Let be $(X,\tau)$ and $(Y,\sigma)$ two topological space and let be $f:X\rightarrow Y$ a continuous and open function: if $X$ is second-countable, then is $Y$ second-countable?
First we observe that if $f$ is a surjective continuous and open funcion beewten two any topological space $X_\tau$ and $Y_\sigma$ then the image $f(\mathcal{B})$ of a basis $\mathcal{B}$ for $\tau$ is a basis for $\sigma$: infact
$$
(\forall A\in\sigma\wedge \forall y\in A)\exists B\in\mathcal{B}:f^{-1}(y)\in B\subseteq f^{-1}(A)\in\tau\Rightarrow(\forall A\in\sigma\wedge \forall y\in A)\exists B\in\mathcal{B}:y\in f(B)\subseteq A\wedge f(B)\in\sigma\Rightarrow f(\mathcal{B})\quad\mathscr{is\quad a\quad basis\quad for\quad\sigma}.
$$
Then we observe that for any function $\phi$ and for any set $A$ it resut that $|\phi(A)|\le|A|$: someone could demonstrate it using the Choice Axiom.
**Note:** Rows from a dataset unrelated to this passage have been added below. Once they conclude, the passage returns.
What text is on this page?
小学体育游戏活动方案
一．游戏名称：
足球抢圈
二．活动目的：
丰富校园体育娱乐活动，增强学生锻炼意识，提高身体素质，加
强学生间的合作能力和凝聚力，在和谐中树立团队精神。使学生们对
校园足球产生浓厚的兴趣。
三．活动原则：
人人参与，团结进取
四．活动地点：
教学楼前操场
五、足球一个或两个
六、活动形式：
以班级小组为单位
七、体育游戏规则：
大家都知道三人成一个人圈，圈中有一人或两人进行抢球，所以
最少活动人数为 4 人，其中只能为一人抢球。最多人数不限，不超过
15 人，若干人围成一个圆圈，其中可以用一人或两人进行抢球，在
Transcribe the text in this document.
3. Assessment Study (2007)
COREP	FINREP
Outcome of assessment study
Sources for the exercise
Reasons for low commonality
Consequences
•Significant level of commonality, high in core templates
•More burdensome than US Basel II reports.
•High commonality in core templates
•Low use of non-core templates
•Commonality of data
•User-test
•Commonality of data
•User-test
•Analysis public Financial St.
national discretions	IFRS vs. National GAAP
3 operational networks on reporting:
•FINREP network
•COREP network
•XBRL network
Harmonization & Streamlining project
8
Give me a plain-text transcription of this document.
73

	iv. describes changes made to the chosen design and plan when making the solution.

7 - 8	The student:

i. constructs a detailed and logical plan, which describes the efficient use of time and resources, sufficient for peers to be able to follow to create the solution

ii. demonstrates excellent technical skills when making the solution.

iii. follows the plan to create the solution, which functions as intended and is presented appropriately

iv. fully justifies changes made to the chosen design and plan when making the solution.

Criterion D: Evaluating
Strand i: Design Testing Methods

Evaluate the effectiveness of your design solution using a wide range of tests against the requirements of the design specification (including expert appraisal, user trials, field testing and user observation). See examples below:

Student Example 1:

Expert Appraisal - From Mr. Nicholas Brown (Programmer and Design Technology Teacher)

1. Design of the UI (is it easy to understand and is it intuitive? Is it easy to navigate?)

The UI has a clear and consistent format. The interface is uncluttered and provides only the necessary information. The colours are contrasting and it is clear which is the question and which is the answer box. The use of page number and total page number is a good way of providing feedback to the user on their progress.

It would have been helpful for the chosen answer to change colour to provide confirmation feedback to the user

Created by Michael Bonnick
Well from this two observation we clami that if $X$ is second-conuntable and $f$ is surjective the the image $f(\mathcal{B})$ of a conutable basis $\mathcal{B}$ for $\tau$ is a countable basis for $\sigma$.
But if $f$ is not surjective, what happens?
Following a reference from the 5th chapter of "General Toplogy" by Stephen Willard.
Could someone help me, please?
Best Answer
This is not true in general, let $Y$ be any space which is not second countable and let $f$ be the inclusion $X\hookrightarrow X\sqcup Y$.